Battery recycler Ascend Elements is to supply cathode precursor materials (pCAM) to a major US company for use in its battery manufacturing. It estimates the deal could run to $5 billion.
Deliveries will begin in Q4 2024. Ascend claims it is about to become the top domestic supplier of sustainable, engineered battery materials to the North American lithium-ion battery industry. It will specifically supply high-nickel, NMC pCAM.
The $1 billion contract has an option to be extended up to $5 billion. Ascend did not name the client, saying it was for contractual reasons. In February, it announced a tie-up with Japanese car maker Honda to supply a consistent supply of recycled nickel, cobalt and lithium.
Mike O’Kronley, CEO of US-based Ascend Elements, said: “Nearly 100% of the world’s pCAM is produced in Asia. There is no reason we can’t manufacture critical battery materials like this in the United States. In fact, we need to manufacture our own battery materials to secure the supply chain in North America, reduce carbon emissions and ensure our energy independence.”

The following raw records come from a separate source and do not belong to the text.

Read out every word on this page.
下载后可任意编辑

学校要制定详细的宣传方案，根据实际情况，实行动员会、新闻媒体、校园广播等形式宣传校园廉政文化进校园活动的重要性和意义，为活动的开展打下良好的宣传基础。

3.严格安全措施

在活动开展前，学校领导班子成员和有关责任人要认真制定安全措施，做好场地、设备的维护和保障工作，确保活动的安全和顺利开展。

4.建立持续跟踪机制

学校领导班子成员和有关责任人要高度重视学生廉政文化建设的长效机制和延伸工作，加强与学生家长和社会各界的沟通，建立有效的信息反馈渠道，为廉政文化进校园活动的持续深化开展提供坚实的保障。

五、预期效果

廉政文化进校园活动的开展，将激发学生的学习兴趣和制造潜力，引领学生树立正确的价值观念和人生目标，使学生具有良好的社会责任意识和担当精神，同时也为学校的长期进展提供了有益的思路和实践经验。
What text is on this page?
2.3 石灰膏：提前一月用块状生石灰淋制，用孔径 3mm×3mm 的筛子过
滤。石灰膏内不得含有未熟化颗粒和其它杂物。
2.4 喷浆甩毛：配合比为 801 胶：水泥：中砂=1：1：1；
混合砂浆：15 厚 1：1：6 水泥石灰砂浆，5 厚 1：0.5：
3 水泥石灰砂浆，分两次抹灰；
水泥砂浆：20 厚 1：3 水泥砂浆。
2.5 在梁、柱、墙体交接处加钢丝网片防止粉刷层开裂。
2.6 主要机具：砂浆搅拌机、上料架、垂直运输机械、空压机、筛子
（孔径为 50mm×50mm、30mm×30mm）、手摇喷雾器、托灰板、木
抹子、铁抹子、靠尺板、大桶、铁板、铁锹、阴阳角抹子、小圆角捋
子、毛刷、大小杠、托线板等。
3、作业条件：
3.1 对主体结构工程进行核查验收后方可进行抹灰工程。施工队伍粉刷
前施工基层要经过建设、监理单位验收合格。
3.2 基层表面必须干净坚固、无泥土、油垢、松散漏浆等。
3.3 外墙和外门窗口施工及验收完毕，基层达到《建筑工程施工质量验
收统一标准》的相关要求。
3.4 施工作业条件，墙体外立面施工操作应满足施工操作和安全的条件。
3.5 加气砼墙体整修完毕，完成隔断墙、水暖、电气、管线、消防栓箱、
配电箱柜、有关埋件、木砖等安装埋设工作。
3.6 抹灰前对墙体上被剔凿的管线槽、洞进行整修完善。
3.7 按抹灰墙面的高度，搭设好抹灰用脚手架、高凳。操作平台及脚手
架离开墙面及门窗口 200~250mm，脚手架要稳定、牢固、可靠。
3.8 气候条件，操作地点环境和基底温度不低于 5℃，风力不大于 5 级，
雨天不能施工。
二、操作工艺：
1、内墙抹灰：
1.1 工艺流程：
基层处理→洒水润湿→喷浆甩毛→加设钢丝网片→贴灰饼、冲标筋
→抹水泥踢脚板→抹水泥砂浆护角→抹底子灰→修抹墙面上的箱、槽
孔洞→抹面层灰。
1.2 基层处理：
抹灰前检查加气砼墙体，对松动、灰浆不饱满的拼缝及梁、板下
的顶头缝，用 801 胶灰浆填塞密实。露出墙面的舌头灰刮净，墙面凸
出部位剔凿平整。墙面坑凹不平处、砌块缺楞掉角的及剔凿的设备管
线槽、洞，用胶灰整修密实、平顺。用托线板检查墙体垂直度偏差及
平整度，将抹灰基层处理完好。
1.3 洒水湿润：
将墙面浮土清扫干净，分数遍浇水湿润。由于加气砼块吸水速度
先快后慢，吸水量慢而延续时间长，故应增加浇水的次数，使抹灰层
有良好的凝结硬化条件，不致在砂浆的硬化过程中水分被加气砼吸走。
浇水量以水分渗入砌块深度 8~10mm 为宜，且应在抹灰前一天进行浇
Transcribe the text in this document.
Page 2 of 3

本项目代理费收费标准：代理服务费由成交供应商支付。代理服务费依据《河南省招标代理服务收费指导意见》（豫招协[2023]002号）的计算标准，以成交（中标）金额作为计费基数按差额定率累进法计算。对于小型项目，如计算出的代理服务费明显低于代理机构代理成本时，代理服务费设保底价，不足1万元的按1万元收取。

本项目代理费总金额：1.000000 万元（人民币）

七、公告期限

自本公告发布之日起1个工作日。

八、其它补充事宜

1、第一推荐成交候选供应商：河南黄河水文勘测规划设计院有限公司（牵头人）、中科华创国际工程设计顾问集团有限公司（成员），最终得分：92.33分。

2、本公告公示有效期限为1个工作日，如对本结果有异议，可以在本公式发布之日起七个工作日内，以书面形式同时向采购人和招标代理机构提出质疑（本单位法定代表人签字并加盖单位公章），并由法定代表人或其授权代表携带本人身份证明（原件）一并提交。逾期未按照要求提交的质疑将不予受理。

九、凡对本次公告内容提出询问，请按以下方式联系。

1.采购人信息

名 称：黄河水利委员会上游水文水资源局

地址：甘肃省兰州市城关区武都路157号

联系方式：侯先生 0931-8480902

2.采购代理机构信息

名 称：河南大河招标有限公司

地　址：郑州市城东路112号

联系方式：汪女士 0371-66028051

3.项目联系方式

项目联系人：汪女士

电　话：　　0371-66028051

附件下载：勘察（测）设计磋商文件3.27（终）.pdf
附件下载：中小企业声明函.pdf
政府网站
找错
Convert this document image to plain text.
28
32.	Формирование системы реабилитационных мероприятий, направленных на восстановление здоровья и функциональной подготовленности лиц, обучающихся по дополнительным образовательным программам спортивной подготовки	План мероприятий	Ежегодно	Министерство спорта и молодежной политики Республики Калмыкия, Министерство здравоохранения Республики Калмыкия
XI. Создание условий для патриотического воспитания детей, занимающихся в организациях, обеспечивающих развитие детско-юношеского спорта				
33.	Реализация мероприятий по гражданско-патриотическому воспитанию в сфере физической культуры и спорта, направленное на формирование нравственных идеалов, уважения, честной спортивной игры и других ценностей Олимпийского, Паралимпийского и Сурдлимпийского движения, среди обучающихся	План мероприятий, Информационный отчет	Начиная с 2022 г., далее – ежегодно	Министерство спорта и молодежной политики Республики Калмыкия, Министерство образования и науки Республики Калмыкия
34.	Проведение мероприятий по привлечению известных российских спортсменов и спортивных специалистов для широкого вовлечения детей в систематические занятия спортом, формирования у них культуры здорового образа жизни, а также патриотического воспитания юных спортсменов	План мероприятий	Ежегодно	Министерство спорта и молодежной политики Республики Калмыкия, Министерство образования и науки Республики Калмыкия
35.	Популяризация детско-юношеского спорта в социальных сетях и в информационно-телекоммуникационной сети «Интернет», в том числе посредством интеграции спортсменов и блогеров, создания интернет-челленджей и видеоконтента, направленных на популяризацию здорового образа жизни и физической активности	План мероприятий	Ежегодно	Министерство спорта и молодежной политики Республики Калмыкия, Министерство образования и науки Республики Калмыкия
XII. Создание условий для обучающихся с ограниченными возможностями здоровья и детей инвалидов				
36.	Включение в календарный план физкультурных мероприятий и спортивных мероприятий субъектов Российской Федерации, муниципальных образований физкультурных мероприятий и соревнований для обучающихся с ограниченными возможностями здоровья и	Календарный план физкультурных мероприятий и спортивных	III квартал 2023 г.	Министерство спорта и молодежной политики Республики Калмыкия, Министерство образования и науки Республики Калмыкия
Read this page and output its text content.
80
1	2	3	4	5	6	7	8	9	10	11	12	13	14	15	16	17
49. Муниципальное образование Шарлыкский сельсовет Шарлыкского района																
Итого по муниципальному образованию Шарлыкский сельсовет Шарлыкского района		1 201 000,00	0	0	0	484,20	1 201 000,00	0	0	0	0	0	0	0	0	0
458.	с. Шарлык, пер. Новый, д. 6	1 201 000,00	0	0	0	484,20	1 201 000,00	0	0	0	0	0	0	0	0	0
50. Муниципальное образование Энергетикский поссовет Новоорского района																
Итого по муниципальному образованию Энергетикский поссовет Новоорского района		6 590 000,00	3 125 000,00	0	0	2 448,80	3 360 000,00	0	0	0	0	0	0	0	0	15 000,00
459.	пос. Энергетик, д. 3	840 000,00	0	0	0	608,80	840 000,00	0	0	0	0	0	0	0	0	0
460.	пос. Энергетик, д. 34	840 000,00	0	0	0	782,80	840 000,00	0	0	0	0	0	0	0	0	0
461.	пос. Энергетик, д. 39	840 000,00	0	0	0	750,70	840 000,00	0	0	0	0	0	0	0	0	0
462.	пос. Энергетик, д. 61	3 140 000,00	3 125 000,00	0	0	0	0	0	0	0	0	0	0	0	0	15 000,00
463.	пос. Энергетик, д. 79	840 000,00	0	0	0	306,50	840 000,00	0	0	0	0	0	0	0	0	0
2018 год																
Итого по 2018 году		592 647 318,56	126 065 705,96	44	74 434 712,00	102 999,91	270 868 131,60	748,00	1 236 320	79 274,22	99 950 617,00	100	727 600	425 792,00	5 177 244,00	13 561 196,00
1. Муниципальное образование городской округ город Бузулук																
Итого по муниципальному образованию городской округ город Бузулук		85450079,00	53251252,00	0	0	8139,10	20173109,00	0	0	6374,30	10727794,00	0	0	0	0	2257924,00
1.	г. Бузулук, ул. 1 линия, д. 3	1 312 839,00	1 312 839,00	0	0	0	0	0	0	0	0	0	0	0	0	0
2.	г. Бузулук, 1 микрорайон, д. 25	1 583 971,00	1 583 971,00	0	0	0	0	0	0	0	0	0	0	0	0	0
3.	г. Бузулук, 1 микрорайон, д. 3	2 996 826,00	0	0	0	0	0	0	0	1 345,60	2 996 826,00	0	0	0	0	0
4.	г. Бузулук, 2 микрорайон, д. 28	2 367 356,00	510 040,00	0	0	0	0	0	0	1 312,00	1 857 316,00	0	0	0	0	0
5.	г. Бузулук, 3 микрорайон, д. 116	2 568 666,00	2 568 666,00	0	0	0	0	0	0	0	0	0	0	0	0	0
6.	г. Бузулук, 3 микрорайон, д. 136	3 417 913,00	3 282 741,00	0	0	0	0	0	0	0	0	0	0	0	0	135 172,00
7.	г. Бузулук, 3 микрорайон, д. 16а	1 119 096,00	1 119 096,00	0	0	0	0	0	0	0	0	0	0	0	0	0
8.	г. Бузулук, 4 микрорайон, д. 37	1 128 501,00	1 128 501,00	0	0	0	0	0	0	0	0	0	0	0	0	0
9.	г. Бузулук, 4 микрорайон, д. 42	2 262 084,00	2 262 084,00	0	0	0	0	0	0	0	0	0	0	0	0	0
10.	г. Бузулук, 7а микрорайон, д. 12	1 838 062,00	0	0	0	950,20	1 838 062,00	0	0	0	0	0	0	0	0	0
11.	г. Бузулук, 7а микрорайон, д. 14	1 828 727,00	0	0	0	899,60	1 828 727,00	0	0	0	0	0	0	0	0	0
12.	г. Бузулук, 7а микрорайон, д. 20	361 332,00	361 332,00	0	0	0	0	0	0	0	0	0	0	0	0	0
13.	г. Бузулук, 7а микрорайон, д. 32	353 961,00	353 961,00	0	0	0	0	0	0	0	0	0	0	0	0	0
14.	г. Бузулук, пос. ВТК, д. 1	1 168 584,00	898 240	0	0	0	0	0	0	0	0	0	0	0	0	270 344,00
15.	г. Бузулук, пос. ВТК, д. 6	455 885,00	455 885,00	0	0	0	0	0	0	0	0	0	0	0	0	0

The company is building a cathode manufacturing facility with capacity to produce NMC pCAM for up to 750,000 electric vehicles per year. In October 2022, the US Department of Energy awarded $480 million to Ascend towards construction of the southwest Kentucky plant. Ascend plans to invest more than $1 billion in it.
Ascend Elements uses a manufacturing process called Hydro-to-Cathode direct precursor synthesis. This produces NMC pCAM and CAM recovered from used lithium-ion batteries and gigafactory manufacturing scrap. It said the closed-loop process eliminates several intermediary steps in the traditional cathode manufacturing process, which cuts costs and carbon.
Company spokesperson Thomas Frey said instead of extracting the individual metals one at a time in series, the process extracts the impurities and leaves the desired metals in solution. “We then adjust the elemental composition or ratio of elements in the solution and precipitate the designed type of cathode material,” he said.
Image: Recycled materials seen with a scanning electron microscope.